The mechanisms by which hs-CRP affects the risk of developing future CVD events involve various factors. One explanation has been provided that systemic inflammation play a key role in the pathogenesis of atherosclerosis [31]. Although previous studies have been demonstrated a graded, dose-response relationship between hs-CRP levels and risk of coronary disease [32, 33], peripheral arterial disease [34, 35] and sudden death [36], it is unknown whether or not elevated CRP levels directly contribute to the development of CVD. Some studies revealed the prothrombotic effects of CRP on human endothelial cells, partially via inhibiting tissue plasminogen activator expression and activity, or reducing prostacyclin release [37-39]. In contrast, data from the Mendelian randomization genetic studies suggested that the CRP more likely is an innocent bystander than a cause of atherosclerosis [40, 41]. Nevertheless, future studies are required to elucidate the underlying mechanisms.

The major strength of this study is the relatively large number of included longitudinal hs-CRP measurements in CAPD patients during follow-up.
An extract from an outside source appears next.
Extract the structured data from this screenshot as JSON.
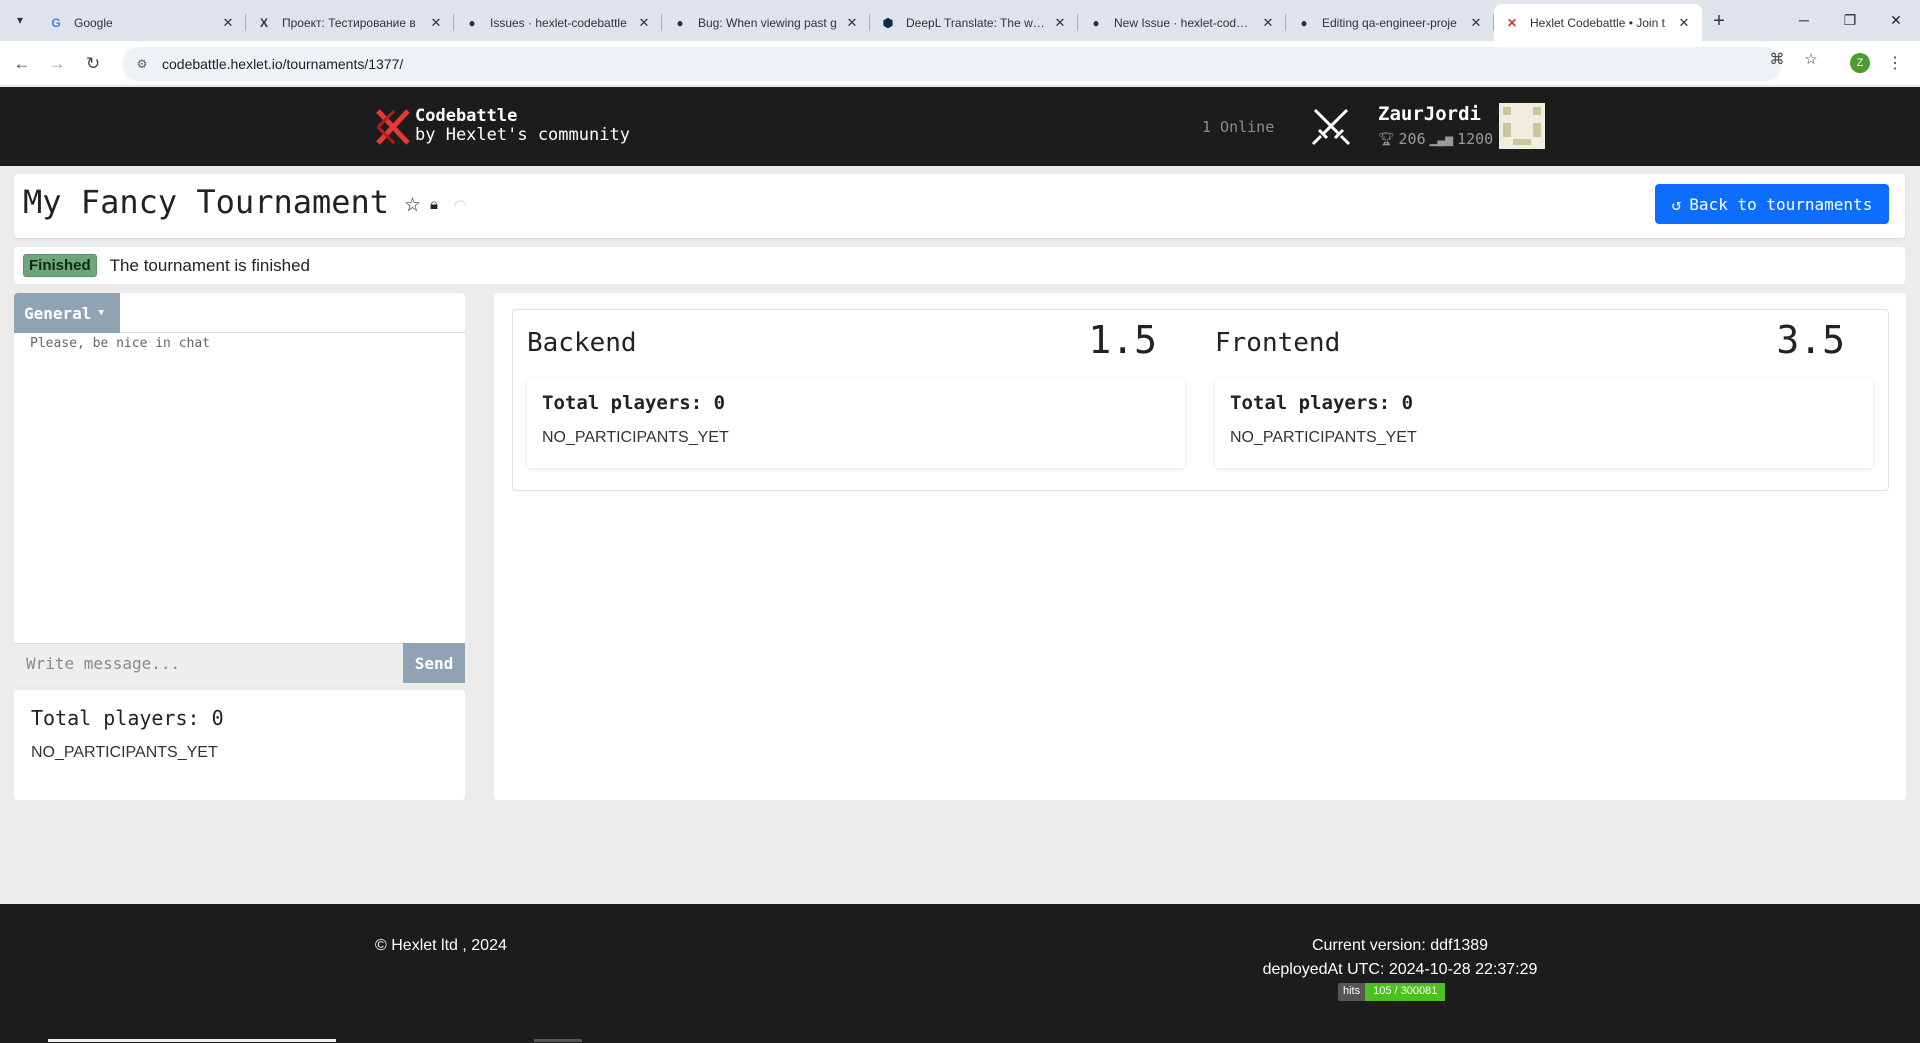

Our study also has several limitations. First, it was a single-center study, and a center-specific effect cannot be excluded. Secord, there is a potential selection bias when we evaluated the association between hs-CRP change and mortality. Because we included patients with at least two check-ups of hs-CRP, patients with relatively higher hs-CRP levels might die until next measurement texted. Third, given the retrospective nature of the cohort, we could not completely exclude all measurements of hs-CRP during acute infection events occurrence, as well as the possible of unmeasured confounding.

Conclusion

Higher baseline serum hs-CRP levels were not associated with elevated risk of all-cause and CVD mortality in CAPD patients. However, higher longitudinal and increasing trend of hs-CRP levels over time are positively related to all-cause and CVD mortality. This association of hs-CRP change and poor prognosis was independently baseline levels of hs-CRP.